What have been your significant contributions to your organization in the past year?

I am humbled and proud to be part of a team that has rendered care to thousands of COVID-19 patients during a very difficult time for all providers. Many of these patients were acutely ill requiring a high level of care for long periods of time. One patient in particular comes to mind as one of our greater success stories.

In the fall of 2021, Florida resident Robby Walker, husband and father of six, was gravely ill from his battle with COVID-19. His wife, Susan, was on a mission to find a way for him to have a chance to survive and get him into a facility that could provide him with the potentially life-saving treatment called ECMO, or extracorporeal membrane oxygenation. ECMO treatment works by removing blood from the body, eliminating carbon dioxide and adding oxygen to the blood, and then pumping the blood back into the body so the real heart and lungs can have a chance to recover.

The Walker family called every hospital in their home state of Florida, expanding their search to bordering states, with no avail. Eventually Susan made a public plea on CNN. I saw the clip on social media and thought we could help. I reached out to my colleague Angela Sakal, chief perfusionist at St. Francis Hospital, who dug in and tracked Robby down. We reviewed his case and felt it was worth the fight and were able to assist the family to get Robby to St. Francis Hospital in Hartford.

Under the care of our incredible team of physicians, nurses, perfusionists, care management and others, Robby spent 22 days on ECMO treatment before he was discharged from St. Francis to Gaylord Specialty Healthcare for intensive rehabilitation care.

Ultimately on Oct. 13, nearly three months after he was intubated in Florida, Robby boarded an RV with his wife and brothers by his side and made the trip home to Florida where he was reunited with his children, friends and family.

Tell us about a challenge in your job that you were able to overcome.

For every COVID patient, there are unique challenges, and those challenges can be greater the more severely ill the patient becomes. Early on in the pandemic, we were still learning about the virus and the most effective ways to treat it.

ECMO is highly specialized treatment that we typically use for patients whose lungs and heart need added support and time to rest/heal. While it is a potentially life-saving treatment, it’s also important to note that ECMO does not guarantee survival. At the time of Robby’s case, we were seeing about 50% to 60% of COVID-19 patients who go on ECMO survive.

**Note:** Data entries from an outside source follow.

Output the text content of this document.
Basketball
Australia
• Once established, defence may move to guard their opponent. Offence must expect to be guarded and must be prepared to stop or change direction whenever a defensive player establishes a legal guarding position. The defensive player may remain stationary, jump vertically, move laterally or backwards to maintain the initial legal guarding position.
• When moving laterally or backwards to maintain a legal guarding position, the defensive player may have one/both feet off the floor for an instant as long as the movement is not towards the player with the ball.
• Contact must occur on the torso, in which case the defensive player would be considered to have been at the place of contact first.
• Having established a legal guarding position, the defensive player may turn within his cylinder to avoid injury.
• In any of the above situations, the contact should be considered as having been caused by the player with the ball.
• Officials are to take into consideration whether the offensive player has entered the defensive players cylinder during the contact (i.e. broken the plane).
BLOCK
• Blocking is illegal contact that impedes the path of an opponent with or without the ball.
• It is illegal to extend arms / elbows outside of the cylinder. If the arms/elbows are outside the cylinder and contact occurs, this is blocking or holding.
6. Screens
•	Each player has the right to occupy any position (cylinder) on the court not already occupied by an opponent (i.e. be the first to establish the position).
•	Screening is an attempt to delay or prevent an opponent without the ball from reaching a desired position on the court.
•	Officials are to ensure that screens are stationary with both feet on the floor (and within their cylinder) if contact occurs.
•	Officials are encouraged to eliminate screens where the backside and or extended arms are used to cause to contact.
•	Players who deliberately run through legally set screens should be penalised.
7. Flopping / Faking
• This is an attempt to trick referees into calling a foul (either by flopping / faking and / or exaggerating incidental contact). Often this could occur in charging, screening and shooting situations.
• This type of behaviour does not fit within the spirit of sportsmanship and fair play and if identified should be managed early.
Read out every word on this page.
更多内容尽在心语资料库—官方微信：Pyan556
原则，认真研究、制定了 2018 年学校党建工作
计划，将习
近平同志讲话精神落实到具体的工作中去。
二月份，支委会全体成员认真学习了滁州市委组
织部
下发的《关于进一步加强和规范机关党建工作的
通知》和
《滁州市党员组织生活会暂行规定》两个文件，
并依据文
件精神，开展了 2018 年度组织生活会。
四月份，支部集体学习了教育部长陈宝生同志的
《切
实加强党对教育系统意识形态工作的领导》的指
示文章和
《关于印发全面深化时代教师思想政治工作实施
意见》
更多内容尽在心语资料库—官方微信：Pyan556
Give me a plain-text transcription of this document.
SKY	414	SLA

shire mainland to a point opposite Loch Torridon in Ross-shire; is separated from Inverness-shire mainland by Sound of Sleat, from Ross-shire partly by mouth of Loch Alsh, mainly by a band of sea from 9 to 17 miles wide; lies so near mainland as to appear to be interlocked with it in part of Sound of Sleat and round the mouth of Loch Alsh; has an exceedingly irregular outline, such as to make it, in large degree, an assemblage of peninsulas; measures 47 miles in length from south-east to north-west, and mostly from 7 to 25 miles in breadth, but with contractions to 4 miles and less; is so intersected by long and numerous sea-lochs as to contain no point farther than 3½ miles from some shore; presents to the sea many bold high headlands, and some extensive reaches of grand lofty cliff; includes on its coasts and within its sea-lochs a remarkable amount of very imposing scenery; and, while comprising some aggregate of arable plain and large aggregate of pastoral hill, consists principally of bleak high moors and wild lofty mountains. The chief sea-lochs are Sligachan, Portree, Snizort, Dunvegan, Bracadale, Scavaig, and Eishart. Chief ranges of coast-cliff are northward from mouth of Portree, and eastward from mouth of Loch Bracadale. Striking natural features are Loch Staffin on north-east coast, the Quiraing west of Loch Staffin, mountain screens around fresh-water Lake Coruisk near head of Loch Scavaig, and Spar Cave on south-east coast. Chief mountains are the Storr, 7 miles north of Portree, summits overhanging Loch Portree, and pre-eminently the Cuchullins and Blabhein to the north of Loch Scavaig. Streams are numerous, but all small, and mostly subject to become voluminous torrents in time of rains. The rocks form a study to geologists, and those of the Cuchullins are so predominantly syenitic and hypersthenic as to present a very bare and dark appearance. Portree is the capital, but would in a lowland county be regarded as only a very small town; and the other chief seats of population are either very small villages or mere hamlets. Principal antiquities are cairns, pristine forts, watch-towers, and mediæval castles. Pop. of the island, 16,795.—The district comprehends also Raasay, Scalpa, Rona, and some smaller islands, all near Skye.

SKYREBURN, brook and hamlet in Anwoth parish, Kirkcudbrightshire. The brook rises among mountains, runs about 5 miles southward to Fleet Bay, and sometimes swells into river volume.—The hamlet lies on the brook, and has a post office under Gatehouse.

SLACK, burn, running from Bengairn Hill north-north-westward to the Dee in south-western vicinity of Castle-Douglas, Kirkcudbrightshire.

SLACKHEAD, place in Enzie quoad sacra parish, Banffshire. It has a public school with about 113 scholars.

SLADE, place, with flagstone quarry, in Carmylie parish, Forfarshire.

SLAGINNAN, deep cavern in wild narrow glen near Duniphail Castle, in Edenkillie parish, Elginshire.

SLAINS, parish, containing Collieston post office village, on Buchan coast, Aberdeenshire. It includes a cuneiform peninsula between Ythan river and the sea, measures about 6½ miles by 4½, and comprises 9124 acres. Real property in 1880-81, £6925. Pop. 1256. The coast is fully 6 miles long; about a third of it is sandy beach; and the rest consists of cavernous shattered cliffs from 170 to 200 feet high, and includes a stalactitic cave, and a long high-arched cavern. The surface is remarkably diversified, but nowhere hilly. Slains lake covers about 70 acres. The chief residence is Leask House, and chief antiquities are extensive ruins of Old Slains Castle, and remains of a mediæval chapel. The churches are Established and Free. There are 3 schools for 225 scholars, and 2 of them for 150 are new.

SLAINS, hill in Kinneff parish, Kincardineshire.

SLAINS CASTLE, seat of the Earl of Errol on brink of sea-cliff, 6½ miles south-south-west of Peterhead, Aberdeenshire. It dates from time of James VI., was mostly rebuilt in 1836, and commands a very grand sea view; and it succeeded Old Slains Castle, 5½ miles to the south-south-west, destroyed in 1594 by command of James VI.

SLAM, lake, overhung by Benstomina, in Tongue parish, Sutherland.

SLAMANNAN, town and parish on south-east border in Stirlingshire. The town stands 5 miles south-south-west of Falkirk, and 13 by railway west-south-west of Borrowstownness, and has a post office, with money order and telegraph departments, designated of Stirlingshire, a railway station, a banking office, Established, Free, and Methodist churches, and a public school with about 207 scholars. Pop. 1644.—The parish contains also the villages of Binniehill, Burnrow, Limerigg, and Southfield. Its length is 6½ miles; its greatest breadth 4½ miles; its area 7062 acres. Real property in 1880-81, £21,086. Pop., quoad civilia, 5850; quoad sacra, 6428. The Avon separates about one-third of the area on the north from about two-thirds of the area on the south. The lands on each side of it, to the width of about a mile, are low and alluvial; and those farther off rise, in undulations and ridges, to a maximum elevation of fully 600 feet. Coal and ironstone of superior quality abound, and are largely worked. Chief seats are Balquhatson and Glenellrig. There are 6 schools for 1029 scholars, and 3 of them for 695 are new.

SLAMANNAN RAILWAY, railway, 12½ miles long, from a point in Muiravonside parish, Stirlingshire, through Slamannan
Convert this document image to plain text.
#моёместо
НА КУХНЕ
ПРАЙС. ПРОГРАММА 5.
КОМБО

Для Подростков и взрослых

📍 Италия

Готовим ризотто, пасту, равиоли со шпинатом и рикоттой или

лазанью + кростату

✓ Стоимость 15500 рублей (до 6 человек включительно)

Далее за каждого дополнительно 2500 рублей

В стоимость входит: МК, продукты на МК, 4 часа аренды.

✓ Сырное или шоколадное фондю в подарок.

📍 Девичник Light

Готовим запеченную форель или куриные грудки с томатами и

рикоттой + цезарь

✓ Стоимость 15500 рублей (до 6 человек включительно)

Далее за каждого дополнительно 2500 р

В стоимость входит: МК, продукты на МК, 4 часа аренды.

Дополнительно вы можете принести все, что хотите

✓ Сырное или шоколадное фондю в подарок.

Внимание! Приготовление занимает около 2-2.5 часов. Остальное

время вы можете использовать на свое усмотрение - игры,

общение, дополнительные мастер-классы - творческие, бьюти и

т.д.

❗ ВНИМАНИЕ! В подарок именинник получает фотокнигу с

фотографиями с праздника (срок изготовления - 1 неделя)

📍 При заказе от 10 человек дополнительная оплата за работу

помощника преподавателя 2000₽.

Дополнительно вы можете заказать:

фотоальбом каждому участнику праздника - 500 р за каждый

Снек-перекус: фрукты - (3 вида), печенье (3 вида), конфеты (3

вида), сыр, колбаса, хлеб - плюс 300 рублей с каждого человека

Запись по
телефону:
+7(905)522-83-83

How has COVID-19 changed the way you do your job?

The pandemic taxed our providers and certainly took its toll on all of us. It has impacted so many aspects of the healthcare industry and forced innovation in ways we have never encountered. But when we look to the future, there is hope.

In my specialty, cardiothoracic surgery, we may only be at the tip of the iceberg in the medical advancements and our ability to support the sickest of patients with mechanical devices to rest the heart and/or lungs.

With advancements in AI, genomics, transplantation science, the future for the management of patients with failing organs has never been more hopeful.